ИСТИНА

We numerically investigate the phenomenon of laminar-turbulent transition in diffusers, of different cone angles and expansion ratios of the channel. The calculation was conducted by using a Lushchik-Pavel'ev-Yakubenko model of shear turbulence [1]. At the entrance of the channel, either a developed turbulent pipe flow or a flow with a uniform velocity profile with different turbulent energies was applied. The calculations were performed for channel expansion ratios of 1.65, 2.5, 3.4 and 6.8, with the cone angle varying from 0.01° to 4° and the Reynolds numbers changed from 1000 to 10,000 at the channel entrance.
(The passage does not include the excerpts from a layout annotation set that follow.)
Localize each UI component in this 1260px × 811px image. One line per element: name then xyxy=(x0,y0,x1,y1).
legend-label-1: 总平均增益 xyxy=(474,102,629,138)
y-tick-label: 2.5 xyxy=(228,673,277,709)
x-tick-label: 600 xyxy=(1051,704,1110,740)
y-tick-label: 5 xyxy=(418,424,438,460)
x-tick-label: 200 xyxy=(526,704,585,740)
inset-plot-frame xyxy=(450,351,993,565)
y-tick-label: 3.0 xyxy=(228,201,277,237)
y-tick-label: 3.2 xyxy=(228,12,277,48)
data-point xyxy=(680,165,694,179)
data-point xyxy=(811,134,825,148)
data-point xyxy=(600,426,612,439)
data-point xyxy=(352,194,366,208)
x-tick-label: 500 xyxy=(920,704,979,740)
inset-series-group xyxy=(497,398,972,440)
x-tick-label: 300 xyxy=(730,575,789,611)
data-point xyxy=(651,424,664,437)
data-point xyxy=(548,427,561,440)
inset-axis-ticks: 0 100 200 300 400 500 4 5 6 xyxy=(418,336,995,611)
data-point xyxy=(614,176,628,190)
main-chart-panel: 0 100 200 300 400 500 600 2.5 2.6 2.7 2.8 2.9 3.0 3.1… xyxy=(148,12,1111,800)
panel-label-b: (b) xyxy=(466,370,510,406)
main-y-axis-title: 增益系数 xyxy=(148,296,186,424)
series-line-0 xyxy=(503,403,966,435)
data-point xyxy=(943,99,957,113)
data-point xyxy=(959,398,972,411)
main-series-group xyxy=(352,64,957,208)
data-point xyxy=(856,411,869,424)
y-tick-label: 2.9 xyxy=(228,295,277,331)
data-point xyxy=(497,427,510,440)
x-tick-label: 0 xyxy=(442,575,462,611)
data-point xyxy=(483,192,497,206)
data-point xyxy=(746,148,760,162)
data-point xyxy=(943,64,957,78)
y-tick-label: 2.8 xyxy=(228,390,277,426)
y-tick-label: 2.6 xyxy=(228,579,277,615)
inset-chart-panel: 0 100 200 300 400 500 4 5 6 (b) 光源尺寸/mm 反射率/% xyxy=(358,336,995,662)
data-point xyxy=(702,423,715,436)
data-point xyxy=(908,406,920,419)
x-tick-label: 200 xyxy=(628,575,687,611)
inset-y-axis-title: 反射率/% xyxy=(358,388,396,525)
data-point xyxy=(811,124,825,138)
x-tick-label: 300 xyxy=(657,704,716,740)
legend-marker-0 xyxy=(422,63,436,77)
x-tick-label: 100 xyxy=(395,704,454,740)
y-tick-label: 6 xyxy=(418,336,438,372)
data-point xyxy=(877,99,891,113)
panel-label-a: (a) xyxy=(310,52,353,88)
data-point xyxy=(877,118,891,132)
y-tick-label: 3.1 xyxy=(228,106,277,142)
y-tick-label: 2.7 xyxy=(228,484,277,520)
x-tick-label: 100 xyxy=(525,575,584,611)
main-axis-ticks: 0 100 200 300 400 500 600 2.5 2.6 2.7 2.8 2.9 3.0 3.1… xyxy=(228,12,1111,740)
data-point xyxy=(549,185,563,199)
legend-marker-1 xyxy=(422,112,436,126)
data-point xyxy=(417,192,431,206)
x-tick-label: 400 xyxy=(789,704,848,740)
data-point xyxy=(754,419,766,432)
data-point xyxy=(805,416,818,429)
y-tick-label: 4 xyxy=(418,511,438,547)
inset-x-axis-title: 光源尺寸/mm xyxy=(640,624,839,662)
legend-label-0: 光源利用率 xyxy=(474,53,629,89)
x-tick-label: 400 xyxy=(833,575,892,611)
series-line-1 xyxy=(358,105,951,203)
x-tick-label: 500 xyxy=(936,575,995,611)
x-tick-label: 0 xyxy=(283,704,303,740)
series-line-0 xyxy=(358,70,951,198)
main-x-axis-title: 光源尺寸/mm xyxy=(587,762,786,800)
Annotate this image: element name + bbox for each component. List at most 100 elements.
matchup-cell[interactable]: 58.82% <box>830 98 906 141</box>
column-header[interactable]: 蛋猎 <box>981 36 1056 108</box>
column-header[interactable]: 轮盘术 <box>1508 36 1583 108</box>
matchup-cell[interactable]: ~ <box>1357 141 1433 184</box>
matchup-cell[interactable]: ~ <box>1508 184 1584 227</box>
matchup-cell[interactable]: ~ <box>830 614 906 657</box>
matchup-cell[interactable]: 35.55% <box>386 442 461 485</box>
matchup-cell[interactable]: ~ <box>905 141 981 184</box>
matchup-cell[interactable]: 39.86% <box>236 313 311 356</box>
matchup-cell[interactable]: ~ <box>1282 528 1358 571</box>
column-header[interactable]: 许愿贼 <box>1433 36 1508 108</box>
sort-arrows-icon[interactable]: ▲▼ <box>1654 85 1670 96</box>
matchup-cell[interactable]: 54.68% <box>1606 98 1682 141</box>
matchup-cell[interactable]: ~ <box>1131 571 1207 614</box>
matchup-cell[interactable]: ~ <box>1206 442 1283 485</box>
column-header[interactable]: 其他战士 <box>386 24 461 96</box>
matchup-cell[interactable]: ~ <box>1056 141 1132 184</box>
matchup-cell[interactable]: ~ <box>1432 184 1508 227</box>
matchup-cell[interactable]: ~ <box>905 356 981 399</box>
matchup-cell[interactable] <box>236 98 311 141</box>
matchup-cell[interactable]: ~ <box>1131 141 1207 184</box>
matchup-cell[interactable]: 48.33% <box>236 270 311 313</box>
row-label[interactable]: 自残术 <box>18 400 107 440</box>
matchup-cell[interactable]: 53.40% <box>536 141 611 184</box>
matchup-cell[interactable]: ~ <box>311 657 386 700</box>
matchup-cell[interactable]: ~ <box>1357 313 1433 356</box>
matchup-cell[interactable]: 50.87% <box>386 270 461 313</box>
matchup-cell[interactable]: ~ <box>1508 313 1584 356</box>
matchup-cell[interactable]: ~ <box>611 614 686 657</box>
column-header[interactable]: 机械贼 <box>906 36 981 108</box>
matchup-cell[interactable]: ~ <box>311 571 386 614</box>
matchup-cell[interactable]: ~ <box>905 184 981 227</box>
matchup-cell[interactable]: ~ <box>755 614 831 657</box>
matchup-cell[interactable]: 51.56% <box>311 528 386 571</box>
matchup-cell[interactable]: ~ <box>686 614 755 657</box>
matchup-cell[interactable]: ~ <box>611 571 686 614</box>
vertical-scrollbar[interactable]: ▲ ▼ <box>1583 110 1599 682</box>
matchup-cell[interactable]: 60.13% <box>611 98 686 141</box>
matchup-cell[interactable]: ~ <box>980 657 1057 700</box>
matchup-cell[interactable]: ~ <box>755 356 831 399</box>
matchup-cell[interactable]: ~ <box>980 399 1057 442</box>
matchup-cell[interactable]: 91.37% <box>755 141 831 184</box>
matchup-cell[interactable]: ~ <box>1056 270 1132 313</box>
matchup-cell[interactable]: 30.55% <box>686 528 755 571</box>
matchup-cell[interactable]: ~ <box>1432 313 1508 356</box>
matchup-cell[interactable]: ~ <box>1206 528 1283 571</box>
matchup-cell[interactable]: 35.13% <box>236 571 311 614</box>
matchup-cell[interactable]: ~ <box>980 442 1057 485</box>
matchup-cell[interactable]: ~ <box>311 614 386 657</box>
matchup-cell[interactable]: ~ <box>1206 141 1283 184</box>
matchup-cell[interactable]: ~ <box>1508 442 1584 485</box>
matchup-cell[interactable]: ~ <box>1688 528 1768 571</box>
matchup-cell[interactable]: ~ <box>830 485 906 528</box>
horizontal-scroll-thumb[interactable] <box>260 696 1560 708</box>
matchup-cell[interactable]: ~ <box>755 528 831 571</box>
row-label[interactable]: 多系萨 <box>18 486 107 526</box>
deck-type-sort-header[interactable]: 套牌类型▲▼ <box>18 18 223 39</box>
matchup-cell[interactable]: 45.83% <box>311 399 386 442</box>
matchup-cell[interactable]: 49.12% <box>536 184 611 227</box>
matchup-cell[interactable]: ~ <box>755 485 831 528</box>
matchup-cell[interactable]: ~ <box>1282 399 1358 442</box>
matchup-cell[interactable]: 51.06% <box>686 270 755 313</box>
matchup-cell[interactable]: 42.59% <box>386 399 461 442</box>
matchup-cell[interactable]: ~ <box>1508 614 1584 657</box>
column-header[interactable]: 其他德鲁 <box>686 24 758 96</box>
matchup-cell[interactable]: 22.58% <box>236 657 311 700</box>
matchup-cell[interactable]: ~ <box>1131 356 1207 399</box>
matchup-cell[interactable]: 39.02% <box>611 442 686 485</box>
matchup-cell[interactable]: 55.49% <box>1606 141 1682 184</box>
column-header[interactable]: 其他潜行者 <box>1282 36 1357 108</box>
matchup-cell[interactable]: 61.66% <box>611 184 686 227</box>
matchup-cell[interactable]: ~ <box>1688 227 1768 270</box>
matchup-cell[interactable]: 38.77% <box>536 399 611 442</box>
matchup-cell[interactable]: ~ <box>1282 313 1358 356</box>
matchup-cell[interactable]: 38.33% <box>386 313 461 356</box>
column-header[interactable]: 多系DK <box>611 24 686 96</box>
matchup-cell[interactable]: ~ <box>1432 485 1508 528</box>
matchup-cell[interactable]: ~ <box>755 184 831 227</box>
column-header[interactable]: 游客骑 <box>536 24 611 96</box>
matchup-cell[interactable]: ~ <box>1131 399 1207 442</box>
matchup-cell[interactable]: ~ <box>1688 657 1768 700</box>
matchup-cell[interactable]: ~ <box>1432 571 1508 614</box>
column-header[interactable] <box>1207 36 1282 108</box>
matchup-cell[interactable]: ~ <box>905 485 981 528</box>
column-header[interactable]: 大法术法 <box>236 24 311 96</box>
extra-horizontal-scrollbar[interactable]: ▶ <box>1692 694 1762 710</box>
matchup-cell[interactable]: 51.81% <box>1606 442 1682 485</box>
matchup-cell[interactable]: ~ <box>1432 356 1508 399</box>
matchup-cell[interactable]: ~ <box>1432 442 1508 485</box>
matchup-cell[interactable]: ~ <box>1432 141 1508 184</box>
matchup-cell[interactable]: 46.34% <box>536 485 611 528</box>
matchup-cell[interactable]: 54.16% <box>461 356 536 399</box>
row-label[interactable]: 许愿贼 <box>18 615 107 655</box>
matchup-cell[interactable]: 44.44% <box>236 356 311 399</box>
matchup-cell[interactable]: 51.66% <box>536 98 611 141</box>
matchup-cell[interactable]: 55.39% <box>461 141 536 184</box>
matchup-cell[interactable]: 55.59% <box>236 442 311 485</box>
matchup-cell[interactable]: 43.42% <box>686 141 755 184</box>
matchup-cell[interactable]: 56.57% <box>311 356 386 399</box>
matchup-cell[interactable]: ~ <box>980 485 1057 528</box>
The results of the calculations were compared with previously obtained experimental data [2] for a diffuser with cone angle of ~ 0.6°. Experimental data are in good agreement with the calculated data. Calculations showed that with an increase of the diffuser length, the turbulent flow disappears and smoothly transforms into laminar flow. The critical Reynolds number Re* vs the diffuser cone angle θ is obtained (Figure 1). This kind of diffusers can be used in industry, when designing various devices. As an example, such diffusers with sufficiently low speeds inside can be used in the new type of heat exchangers. The study was carried out with the support of the Russian Foundation for Basic Research (projects No. 17-08-00115).